Complex Number, again... :(

[JasonRox]

This I'll give you the entire question and answer.

10. Solve:

z^4-2z^2+4=0

That's all I got.

Answer:

+-1/2(\sqrt{6}+-\sqrt{2i}) (four combinations of signs).

That is all.

I tried factoring, but I can't come up with anything. I also tried bisecting, but that is useless.
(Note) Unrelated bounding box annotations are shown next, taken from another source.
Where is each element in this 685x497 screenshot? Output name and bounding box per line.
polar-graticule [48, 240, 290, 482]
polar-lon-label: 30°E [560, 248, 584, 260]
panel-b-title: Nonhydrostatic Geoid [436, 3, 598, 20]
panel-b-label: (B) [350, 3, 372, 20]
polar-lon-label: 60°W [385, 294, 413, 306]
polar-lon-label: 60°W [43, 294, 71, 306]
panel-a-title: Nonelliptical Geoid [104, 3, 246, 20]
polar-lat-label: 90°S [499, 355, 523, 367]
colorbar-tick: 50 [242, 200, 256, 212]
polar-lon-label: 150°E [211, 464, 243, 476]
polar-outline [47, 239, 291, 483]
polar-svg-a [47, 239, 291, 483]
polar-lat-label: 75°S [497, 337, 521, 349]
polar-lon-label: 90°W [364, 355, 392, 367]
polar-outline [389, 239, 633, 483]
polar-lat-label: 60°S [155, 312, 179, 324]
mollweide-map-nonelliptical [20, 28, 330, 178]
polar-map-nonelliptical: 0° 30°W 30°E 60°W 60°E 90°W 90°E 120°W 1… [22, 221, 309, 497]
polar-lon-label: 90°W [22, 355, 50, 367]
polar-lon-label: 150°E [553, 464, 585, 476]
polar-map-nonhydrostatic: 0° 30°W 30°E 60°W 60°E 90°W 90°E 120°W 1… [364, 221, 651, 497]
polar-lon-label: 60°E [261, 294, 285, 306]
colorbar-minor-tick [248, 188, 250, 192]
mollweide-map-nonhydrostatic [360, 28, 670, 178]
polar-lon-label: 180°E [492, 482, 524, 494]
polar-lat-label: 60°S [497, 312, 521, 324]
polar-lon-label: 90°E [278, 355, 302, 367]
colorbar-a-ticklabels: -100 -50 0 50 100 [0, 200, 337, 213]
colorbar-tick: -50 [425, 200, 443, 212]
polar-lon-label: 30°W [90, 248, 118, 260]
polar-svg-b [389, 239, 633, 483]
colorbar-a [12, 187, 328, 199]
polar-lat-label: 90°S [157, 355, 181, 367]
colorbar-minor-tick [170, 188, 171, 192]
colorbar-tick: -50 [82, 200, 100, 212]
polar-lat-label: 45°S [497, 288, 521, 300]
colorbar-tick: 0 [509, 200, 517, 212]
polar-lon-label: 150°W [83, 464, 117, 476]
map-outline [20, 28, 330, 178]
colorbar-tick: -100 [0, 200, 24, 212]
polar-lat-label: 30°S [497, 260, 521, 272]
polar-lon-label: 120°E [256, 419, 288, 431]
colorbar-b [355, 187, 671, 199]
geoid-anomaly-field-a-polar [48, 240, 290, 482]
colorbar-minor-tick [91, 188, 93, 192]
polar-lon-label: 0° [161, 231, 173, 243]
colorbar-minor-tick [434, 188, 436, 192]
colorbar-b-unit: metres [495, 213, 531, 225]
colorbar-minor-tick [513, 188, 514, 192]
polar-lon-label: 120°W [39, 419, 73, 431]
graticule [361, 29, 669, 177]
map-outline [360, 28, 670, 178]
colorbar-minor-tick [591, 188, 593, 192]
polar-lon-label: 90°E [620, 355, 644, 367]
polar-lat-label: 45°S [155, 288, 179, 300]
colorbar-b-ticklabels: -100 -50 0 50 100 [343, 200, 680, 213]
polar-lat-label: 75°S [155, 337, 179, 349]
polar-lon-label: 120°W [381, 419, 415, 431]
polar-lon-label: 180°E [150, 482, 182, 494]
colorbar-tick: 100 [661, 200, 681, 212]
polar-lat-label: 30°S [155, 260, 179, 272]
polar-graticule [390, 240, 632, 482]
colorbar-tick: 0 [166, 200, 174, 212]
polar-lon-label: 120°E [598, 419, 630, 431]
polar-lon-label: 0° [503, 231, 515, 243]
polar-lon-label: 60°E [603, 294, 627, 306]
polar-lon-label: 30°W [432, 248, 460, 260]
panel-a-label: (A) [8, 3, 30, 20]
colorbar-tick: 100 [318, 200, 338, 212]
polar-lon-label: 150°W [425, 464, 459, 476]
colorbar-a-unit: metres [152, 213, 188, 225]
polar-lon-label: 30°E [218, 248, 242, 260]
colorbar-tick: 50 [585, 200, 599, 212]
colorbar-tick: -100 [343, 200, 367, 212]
Knowing that the solution has complex numbers, I have no clue where they got this from.

[Dr Transport]

solve for z^{2} then take the square root of those........

[JasonRox]

Ok then.

z^2=(\frac{z^2}{\sqrt{2}}-2i)(\frac{z^2}{\sqrt{2}}+2i)

The square root of these?

[IamSorryOkay?]

my results are
z=+-\sqrt{1+i\sqrt{3}}
z=+-\sqrt{1-i\sqrt{3}}

I dont know whether they are correct or not..

[HallsofIvy]

let x= z2 then the equation z4- 2z2+ 4= 0 becomes x2- 2x+ 4= 0. That is the same as x2- 2x= -4 or
x2- 2x+ 1= (x- 1)2= -3. From that x= 1+- \sqrt{3}i.
Since x= z2, z^2= 1+- i\sqrt{3} so [itex]x= +- \sqrt{1+- i\sqrt{3}}.

[JasonRox]

I can see that, but where would their solution come from?

Using the quadratic formula yield the same result as yours, too.